Diffusive cosmic ray acceleration at relativistic shock waves with magnetostatic turbulence

TL;DR

This paper generalizes the theory of diffusive cosmic ray acceleration at shock waves to include relativistic speeds, deriving a steady-state solution that predicts particle spectra with a power-law tail and spectral indices depending on shock velocity.

Contribution

It extends the analytical framework for cosmic ray acceleration to relativistic shocks using diffusion approximation in a mixed coordinate system, providing new spectral index formulas.

Findings

Spectral index approaches 1 at ultrarelativistic speeds.

Distribution function is Lorentzian-type at injection.

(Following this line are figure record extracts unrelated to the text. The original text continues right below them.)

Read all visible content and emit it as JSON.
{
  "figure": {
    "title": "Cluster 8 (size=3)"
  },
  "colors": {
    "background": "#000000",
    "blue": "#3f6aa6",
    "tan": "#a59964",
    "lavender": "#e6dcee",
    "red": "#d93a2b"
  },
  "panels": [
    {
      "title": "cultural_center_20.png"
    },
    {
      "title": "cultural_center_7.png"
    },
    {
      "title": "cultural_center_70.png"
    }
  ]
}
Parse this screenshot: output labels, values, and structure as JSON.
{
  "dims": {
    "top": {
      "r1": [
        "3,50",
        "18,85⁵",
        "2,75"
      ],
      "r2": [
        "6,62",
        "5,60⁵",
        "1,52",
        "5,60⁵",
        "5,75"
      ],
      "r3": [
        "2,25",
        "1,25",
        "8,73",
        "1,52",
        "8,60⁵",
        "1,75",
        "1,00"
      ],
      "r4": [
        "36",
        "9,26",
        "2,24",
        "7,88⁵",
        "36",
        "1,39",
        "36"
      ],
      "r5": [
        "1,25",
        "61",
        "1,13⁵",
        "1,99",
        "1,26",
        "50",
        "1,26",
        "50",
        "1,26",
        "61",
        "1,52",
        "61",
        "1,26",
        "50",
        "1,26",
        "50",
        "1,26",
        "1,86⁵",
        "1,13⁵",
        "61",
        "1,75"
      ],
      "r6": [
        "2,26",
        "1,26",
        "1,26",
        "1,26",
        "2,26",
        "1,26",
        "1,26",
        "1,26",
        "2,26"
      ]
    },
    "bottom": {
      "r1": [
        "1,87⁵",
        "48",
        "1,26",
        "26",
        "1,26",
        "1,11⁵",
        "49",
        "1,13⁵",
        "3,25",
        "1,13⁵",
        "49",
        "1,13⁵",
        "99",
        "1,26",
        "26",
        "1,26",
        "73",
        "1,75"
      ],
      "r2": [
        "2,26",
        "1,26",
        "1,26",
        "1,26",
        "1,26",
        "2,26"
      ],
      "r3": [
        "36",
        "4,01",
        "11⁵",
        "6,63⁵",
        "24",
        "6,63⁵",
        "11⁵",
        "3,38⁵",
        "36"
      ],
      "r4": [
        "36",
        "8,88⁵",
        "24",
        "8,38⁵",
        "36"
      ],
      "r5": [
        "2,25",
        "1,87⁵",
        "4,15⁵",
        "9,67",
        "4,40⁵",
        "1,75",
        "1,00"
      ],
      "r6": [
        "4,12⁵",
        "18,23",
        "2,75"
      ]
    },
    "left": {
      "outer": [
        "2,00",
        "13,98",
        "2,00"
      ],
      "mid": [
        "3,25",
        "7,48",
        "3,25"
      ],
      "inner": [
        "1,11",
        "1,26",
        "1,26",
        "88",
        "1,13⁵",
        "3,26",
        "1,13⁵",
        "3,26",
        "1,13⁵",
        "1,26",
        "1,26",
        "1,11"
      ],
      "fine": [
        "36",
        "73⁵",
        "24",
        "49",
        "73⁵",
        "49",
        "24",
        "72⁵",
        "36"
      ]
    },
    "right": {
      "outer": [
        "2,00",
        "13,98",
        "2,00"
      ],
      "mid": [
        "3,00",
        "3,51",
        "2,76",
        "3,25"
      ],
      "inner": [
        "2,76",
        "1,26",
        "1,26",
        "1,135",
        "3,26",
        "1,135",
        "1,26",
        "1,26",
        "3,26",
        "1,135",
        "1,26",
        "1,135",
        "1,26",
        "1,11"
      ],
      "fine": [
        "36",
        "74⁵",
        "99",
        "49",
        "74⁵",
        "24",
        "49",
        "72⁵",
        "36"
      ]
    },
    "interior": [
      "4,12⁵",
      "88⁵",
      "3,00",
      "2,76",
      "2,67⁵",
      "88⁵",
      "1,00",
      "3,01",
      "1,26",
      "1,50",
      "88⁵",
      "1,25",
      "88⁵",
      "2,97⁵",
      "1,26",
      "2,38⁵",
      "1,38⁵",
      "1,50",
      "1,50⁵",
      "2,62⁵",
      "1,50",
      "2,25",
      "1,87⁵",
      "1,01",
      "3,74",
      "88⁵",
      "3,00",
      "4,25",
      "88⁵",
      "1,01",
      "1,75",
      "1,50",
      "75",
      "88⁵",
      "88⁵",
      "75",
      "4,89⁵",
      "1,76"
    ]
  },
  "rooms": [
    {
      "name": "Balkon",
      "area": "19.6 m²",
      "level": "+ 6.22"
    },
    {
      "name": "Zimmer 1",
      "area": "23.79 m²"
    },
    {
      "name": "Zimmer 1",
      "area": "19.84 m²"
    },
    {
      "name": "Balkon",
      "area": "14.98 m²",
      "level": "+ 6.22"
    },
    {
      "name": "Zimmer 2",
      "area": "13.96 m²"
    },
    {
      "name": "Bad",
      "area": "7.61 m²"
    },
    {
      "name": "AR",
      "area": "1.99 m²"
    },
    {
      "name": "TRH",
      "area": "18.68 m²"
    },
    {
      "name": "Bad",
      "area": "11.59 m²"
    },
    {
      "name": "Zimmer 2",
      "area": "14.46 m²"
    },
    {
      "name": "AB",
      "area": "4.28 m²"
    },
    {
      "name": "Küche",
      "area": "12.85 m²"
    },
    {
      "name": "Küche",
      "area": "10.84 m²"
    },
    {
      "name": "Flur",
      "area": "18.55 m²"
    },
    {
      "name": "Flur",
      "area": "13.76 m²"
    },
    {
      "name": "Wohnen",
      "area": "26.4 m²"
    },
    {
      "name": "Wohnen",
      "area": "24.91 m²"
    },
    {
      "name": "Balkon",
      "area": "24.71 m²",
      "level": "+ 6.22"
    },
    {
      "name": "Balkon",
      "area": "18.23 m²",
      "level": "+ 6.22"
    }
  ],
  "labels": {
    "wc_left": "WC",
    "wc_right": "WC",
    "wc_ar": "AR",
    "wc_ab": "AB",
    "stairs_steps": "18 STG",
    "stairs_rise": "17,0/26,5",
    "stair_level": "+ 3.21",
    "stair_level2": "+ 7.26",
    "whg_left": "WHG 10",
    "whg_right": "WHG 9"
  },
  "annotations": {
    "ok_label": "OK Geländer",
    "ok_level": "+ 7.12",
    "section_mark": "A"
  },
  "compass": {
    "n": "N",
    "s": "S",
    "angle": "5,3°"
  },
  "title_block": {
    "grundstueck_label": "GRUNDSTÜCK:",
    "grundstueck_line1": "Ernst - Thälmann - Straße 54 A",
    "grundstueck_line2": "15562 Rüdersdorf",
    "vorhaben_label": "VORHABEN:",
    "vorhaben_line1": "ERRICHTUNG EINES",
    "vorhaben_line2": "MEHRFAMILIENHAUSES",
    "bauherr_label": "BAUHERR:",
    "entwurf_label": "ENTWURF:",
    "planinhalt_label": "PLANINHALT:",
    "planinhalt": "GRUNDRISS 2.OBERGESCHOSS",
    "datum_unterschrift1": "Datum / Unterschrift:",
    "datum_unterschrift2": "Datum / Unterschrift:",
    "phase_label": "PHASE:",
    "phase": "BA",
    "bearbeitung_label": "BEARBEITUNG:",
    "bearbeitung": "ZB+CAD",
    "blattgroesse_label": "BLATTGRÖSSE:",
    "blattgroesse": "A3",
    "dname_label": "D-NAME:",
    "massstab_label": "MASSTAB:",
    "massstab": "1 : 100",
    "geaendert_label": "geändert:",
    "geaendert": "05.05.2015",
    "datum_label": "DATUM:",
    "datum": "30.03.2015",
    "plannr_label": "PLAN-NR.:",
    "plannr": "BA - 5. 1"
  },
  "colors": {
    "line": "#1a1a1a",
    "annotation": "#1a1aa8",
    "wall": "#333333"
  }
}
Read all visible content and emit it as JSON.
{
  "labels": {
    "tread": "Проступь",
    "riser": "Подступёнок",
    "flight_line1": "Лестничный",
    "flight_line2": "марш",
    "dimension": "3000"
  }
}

Results are independent of microphysical scattering details for symmetric pitch-angle scattering.

Abstract

The analytical theory of diffusive cosmic ray acceleration at parallel stationary shock waves with magnetostatic turbulence is generalized to arbitrary shock speeds $V_s=\beta_1c$, including in particular relativistic speeds. This is achieved by applying the diffusion approximation to the relevant Fokker-Planck particle transport equation formulated in the mixed comoving coordinate system. In this coordinate system the particle's momentum coordinates $p$ and $\mu =p_{\parallel }/p$ are taken in the rest frame of the streaming plasma, whereas the time and space coordinates are taken in the observer's system. For magnetostatic slab turbulence the diffusion-convection transport equation for the isotropic (in the rest frame of the streaming plasma) part of the particle's phase space density is derived. For a step-wise shock velocity profile the steady-state diffusion-convection transport equation is solved. For a symmetric pitch-angle scattering Fokker-Planck coefficient $D_{\mu \mu }(-\mu )=D_{\mu \mu }(\mu )$ the steady-state solution is independent of the microphysical scattering details. For nonrelativistic mono-momentum particle injection at the shock the differential number density of accelerated particles is a Lorentzian-type distribution function which at large momenta approaches a power law distribution function $N(p\ge p_c)\propto p^{-\xi }$ with the spectral index $\xi (\beta_1) =1+[3/(\Gamma_1\sqrt{r^2-\beta_1^2}-1)(1+3\beta_1^2)]$. For nonrelativistic ($\beta_1\ll 1$) shock speeds this spectral index agrees with the known result $\xi (\beta_1\ll 1)\simeq (r+2)/(r-1)$, whereas for ultrarelativistic ($\Gamma_1\gg 1$) shock speeds the spectral index value is close to unity.